Mientras los señores eran instados a permanecer con los ojos cerrados, para que no vieran como los jóvenes eran colocados en orden aleatorio inclinados sobre las sillas, a estos últimos se les hacía arrodillar sobre una de ellas mientras apoyaban las manos en la de enfrente, quedando desnudos a cuatro patas en el centro de la sala. A continuación los frailes taparon con unas telas la mitad delantera del cuerpo de los chicos.

Cuando se permitió a los caballeros girarse de nuevo y abrir los ojos para el último ejercicio del día, apareció ante ellos un apetitoso círculo de jóvenes culito inclinados  colocados en pompa sumisos y generosamente ofrecidos, mostrando el ano, los genitales y la zona perianal. El juego consistía en que los caballeros reconocieran cada uno al culo de su propiedad, no sin antes acariciar unos cuantos para apreciar la diferencia del tacto de cada piel y de cada ano.

Naturalmente la diferente complexión de los chicos y el diferente ancho de las caderas y los muslos hacía el ejercicio fácil, aunque alguno de los amos dudó entre su pupilo y algún otro, y el caballero al que Horacio había ayudado con uno de sus sobrinos confundió a ambos hermanos.

Una vez que cada señor hubo identificado al muchacho de su propiedad, el Abad les dio las gracias por su interés y su colaboración, y les recordó el contenido de las clases siguientes. La próxima semana se les enseñaría a azotar debidamente las nalgas de sus chicos, la siguiente a atarlos e inmovilizarlos, la otra a penetrar y dilatar sus anos, y la última sesión estaría dedicada al afeitado de zonas íntimas de los sumisos y al uso de jaulas de castidad.

Tampoco faltaría la tarea para hacer en casa durante la semana; los ejercicios de desnudar, acariciar y recorrer todo el cuerpo de los jóvenes a los que debían dominar y proteger, incluyendo la inspección de glande y ano, se debían llevar a cabo como mínimo una vez al día, y todavía mejor si se hacían en presencia de otros caballeros o de otros muchachos sumisos. Y, ya dando la clase por concluida, la Abadía invitaba a los hombres a una copita de confraternización en la cantina, mientras los chicos se quedaban castigados en la sala, desnudos cara a la pared con las manos en la nuca, bajo la atenta protección de Horacio y del Padre Isidoro.
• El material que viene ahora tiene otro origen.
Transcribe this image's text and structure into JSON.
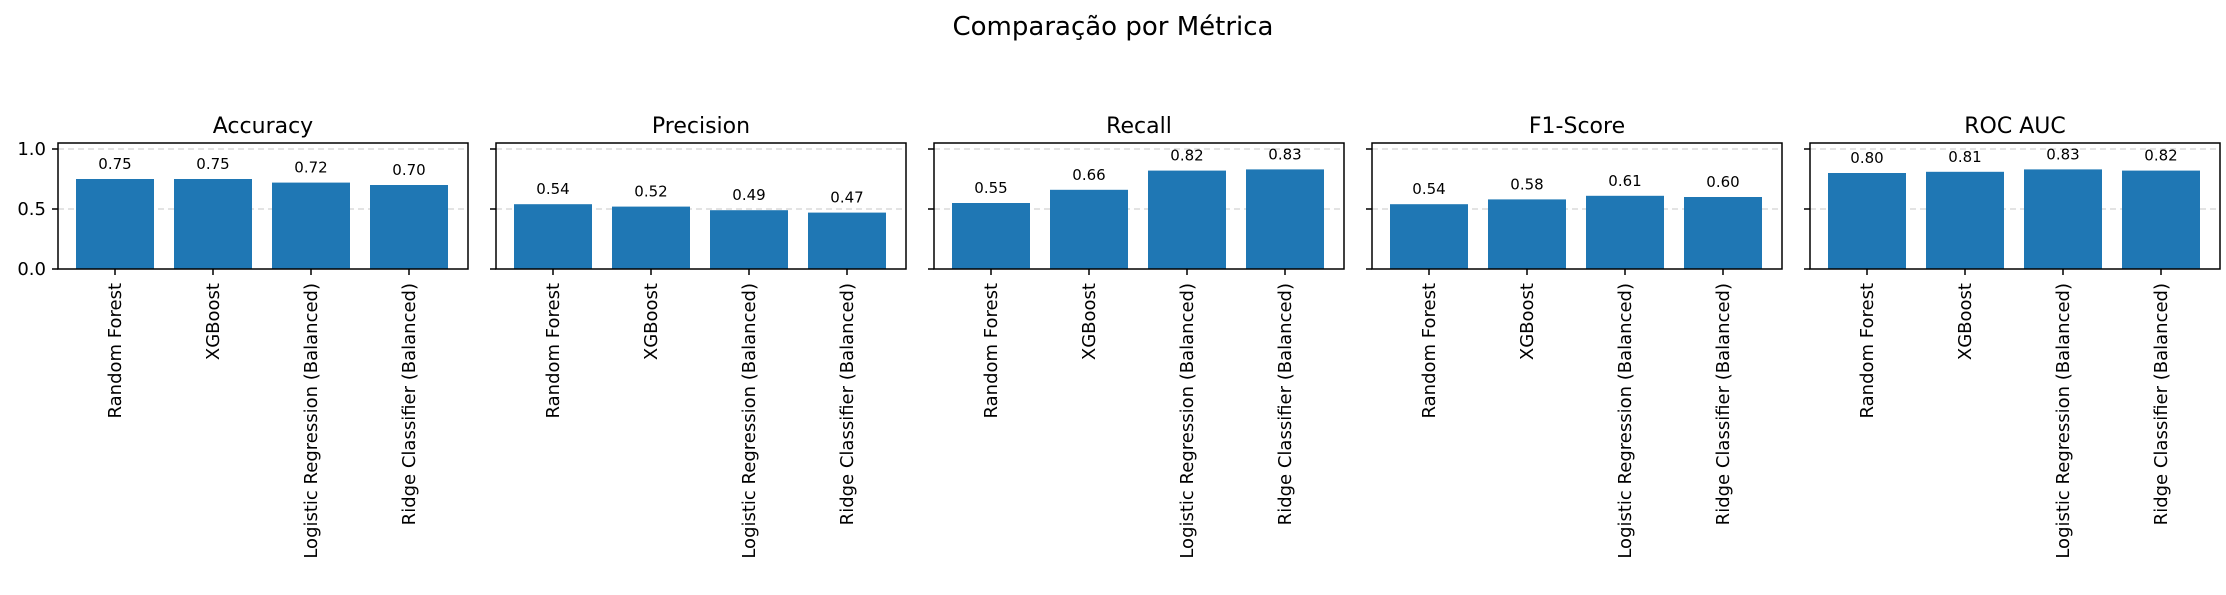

Con la excepción de un par de señores que tenían prisa, los caballeros se dirigieron gustosos a probar el licor casero que fabricaban en la Abadía, así como a comentar lo mucho que les había gustado la clase y a felicitarse mutuamente por la belleza y por la sumisión de sus chicos. Tal y como era la intención del Abad, de esas conversaciones surgieron intercambios de teléfonos y la creación de varios grupos para organizar quedadas de dominación colectiva.

Mientras Horacio mantenía el orden en la sala y curaba la impaciencia de algunos de los muchachos más traviesos y despiertos con algún que otro azote esporádico en las nalgas, como castigo por intentar mirar a los lados o tantear el terreno a ver si podían bajar los brazos de la nuca, pensaba en la carta de Adrián que todavía no había podido leer y en el castigo que Tristán estaría recibiendo en ese momento. Y, tal vez, en el que le esperaba a él mismo.